Affaire Séralini : rebâtir sur les ruines

Sanctionner le Pr Seralini ?

Après examen des données, les agences de sécurité sanitaires européennes, allemandes, néerlandaises, l’agence de sécurité sanitaire française et le Haut comité des biotechnologies ont conclu à la nullité de l’étude du Pr Séralini sur la toxicité du maïs OGM résistant au round-up et de l’herbicide associé : «  interprétations spéculatives des résultats », « absence d’analyse statistique des données concernant les informations », « conclusions insuffisamment soutenues par les observations », « présentation des résultats utilisés pour échafauder des hypothèses physiopathologiques non fondées ». Auparavant, les six académies scientifiques françaises (médecine, science, pharmacie, vétérinaire, agriculture et technologie) avaient aussi condamnées « un travail qui ne permet aucune conclusion fiable ». Menée sur une durée trop longue sur des souches de rats développant spontanément des tumeurs, cette coûteuse étude était mal conçue dès le départ et les spectaculaires tumeurs exhibées en première page de plusieurs journaux ne constituent que la preuve d’une volonté de manipulation de l’opinion.
Cette affaire s’est déroulée dans un climat extrêmement malsain et détestable, intolérable : manipulation des media par un embargo ne permettant une évaluation sérieuse de l’étude, disqualification a priori des experts qui, selon les méthodes reconnues, avaient conclu à l’absence de toxicité, et du maïs OGM, et de l’herbicide, intimidation vis-à-vis des journalistes exprimant des doutes[1] (il faut ici saluer notamment le travail et le courage notamment des journalistes du Monde et de Marianne).
Ce n’est pas la première fois que Séralini est fortement critiqué ; en 2008, son étude déjà très médiatisée sur la toxicité cellulaire du glyphosate reposait sur l’emploi de lignées cellulaires non pertinentes placées dans des états de stress (pH notamment) aberrantes.
Aucune éthique ne peut se fonder sur une mauvaise science, et plus encore, sur une manipulation éhontée des peurs, et plus encore, lorsque les manipulateurs en tirent profit. Ces affaires portent atteintes à la science, au débat démocratique, à la possibilité même de ce débat et à l’action publique (l’utilisation de la mauvaise science pour conforter des choix idéologiques semble devenir  la règle au gouvernement, note le journaliste de Marianne Jean-Claude Jaillette).
 Si les libertés académiques  et d’expression doivent être évidemment respectées, on peut et on doit se poser la question de la position du Pr Séralini et des moyens qui doivent lui être alloués.

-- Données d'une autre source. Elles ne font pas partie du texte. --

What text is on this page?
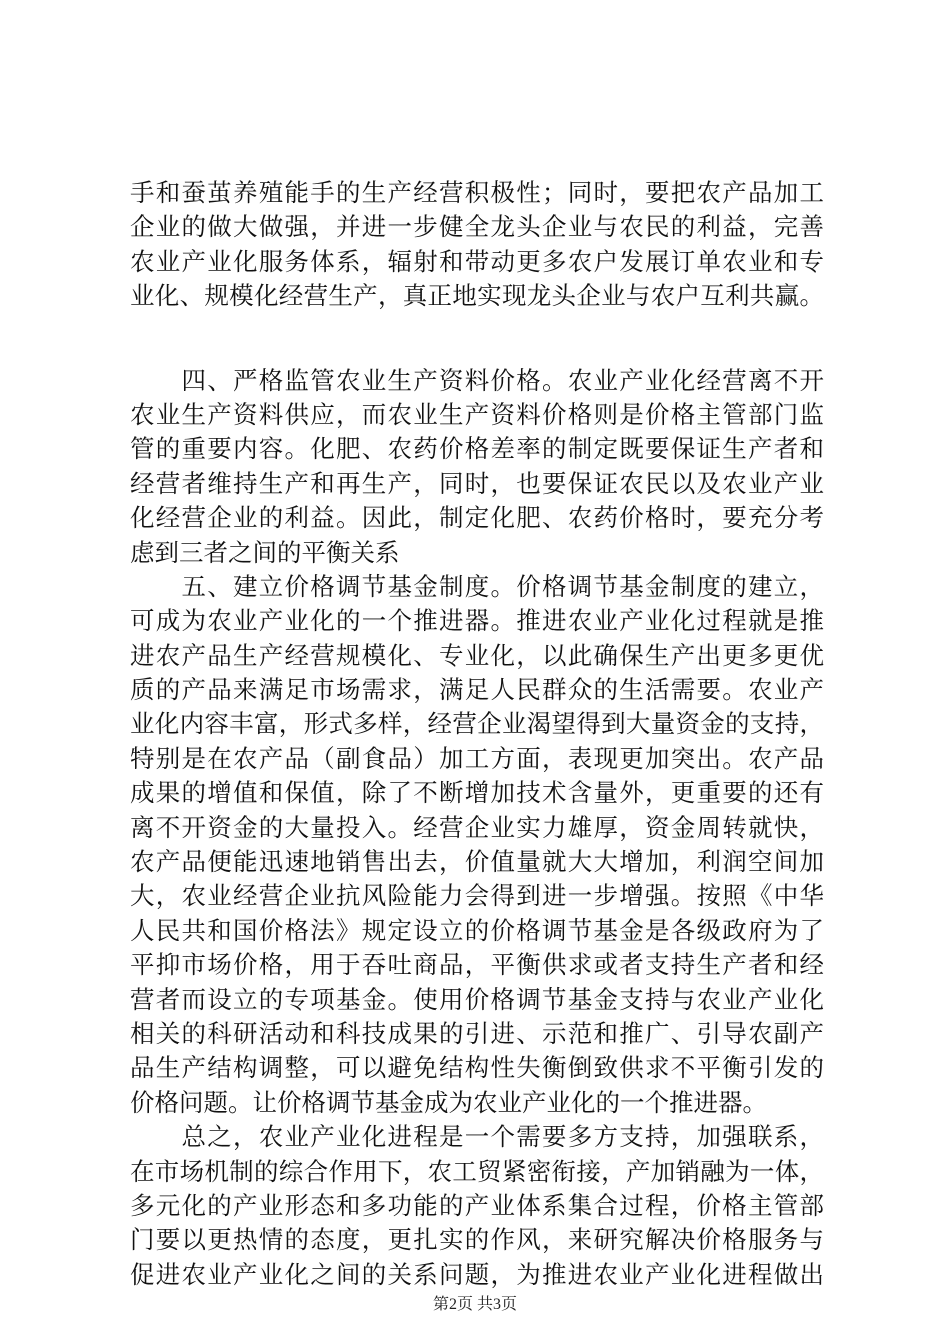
手和蚕茧养殖能手的生产经营积极性；同时，要把农产品加工
企业的做大做强，并进一步健全龙头企业与农民的利益，完善
农业产业化服务体系，辐射和带动更多农户发展订单农业和专
业化、规模化经营生产，真正地实现龙头企业与农户互利共赢。
　　四、严格监管农业生产资料价格。农业产业化经营离不开
农业生产资料供应，而农业生产资料价格则是价格主管部门监
管的重要内容。化肥、农药价格差率的制定既要保证生产者和
经营者维持生产和再生产，同时，也要保证农民以及农业产业
化经营企业的利益。因此，制定化肥、农药价格时，要充分考
虑到三者之间的平衡关系
　　五、建立价格调节基金制度。价格调节基金制度的建立，
可成为农业产业化的一个推进器。推进农业产业化过程就是推
进农产品生产经营规模化、专业化，以此确保生产出更多更优
质的产品来满足市场需求，满足人民群众的生活需要。农业产
业化内容丰富，形式多样，经营企业渴望得到大量资金的支持，
特别是在农产品（副食品）加工方面，表现更加突出。农产品
成果的增值和保值，除了不断增加技术含量外，更重要的还有
离不开资金的大量投入。经营企业实力雄厚，资金周转就快，
农产品便能迅速地销售出去，价值量就大大增加，利润空间加
大，农业经营企业抗风险能力会得到进一步增强。按照《中华
人民共和国价格法》规定设立的价格调节基金是各级政府为了
平抑市场价格，用于吞吐商品，平衡供求或者支持生产者和经
营者而设立的专项基金。使用价格调节基金支持与农业产业化
相关的科研活动和科技成果的引进、示范和推广、引导农副产
品生产结构调整，可以避免结构性失衡倒致供求不平衡引发的
价格问题。让价格调节基金成为农业产业化的一个推进器。
　　总之，农业产业化进程是一个需要多方支持，加强联系，
在市场机制的综合作用下，农工贸紧密衔接，产加销融为一体，
多元化的产业形态和多功能的产业体系集合过程，价格主管部
门要以更热情的态度，更扎实的作风，来研究解决价格服务与
促进农业产业化之间的关系问题，为推进农业产业化进程做出
第2页 共3页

Que faire ? De la recherche !

L’ANSES, peut-être par crainte de l’opinion, ou par charité confraternelle, concède que la démarche de Séralini est « ambitieuse » et qu’elle « soulève des questions originales ». Même pas, a-t-on envie de répondre. Rien dans la connaissance de la molécule de glyphosate ne permet de suspecter une toxicité inconnue ; rien dans la conception de l’OGM NK603 ne laisse suspecter un danger quelconque pour la santé[2]. Aucune des méthodes actuellement reconnues n’a permis de mettre en évidence un problème éventuel. L’emploi massif de l’herbicide et de l’OGM là où ils sont autorisés depuis des années n’a entraîné aucune conséquence sanitaire néfaste – et sans doute est-il même bénéfique, en réduisant l’emploi d’herbicides toxiques.
C’est probablement une erreur de croire, comme le laissent entendre certains qu’il faudrait recommencer l’étude du Pr Séralini, avec d’autres moyens, des durées plus longues, des animaux plus nombreux ou différents.  En revanche, oui, il faut urgemment mettre en place un meilleur suivi de la santé professionnelle des agriculteurs, avec des registres de déclaration obligatoire, notamment pour les maladies neurodégénératives.

Le programme toxome

Le problème est qu’il n’existe sans doute pas actuellement de protocoles, de méthodes scientifiques permettant d’arriver à une meilleure prédiction de la toxicité, et c’est un problème général, pour la pharmacie, l’agrochimie, la chimie, les nanomatériaux, le processus Reach …L’évaluation de la toxicité sur des animaux ( et même sur deux espèces d’animaux, rongeurs et non-rongeurs telle que requise pour l’autorisation de nouveaux médicaments), ne règle pas tous les problèmes : comme l’explique le biochimiste Claude Reiss, nous ne sommes pas des rats de 70kg. La solution passe par le développement d’un programme de recherche intensif sur la toxicogénétique, qui permette d’arriver à tester les composés sur des cellules humaines, à observer les effets produits, et surtout à les évaluer de manière pertinente. Cela suppose à son tour le développement des connaissances sur toutes les voise biochimiques de toxicité (le « toxome », par analogie au génome, ensemble des gênes). C’est là un programme scientifique utile, nécessaire, d’une ampleur quant aux moyens nécessaires et à la durée supérieure à celle du programme de génome humain. Ainsi, les effets des bisphénols ont été probablement longtemps sous-évalués ; et, par contre, des médicaments aussi utiles que l’aspirine ou les beta-bloqueurs ne pourraient plus aujourd’hui être mis sur leur marché, car ils montrent chez l’animal des toxicités inexistantes au même niveau chez l’homme.
Des efforts dispersés en ce sens existent déjà : Tox21 à l’Agence Américaine de l’environnement, le Human Toxome project en Europe, le Human Toxicology Project Consortium formé par un groupe d’industriels de la pharmacie, de la cosmétique, de l’agro-alimentaire. Plutôt que de mener un combat douteux sur le maïs transgénique, le gouvernement français ferait mieux de soutenir en France et en Europe, un programme mobilisateur et un effort conséquent de recherche en ce domaine.
Si  l’étude du toxome pouvait surgir des ruines de l’affaire Séralini, tout n’aura pas été perdu.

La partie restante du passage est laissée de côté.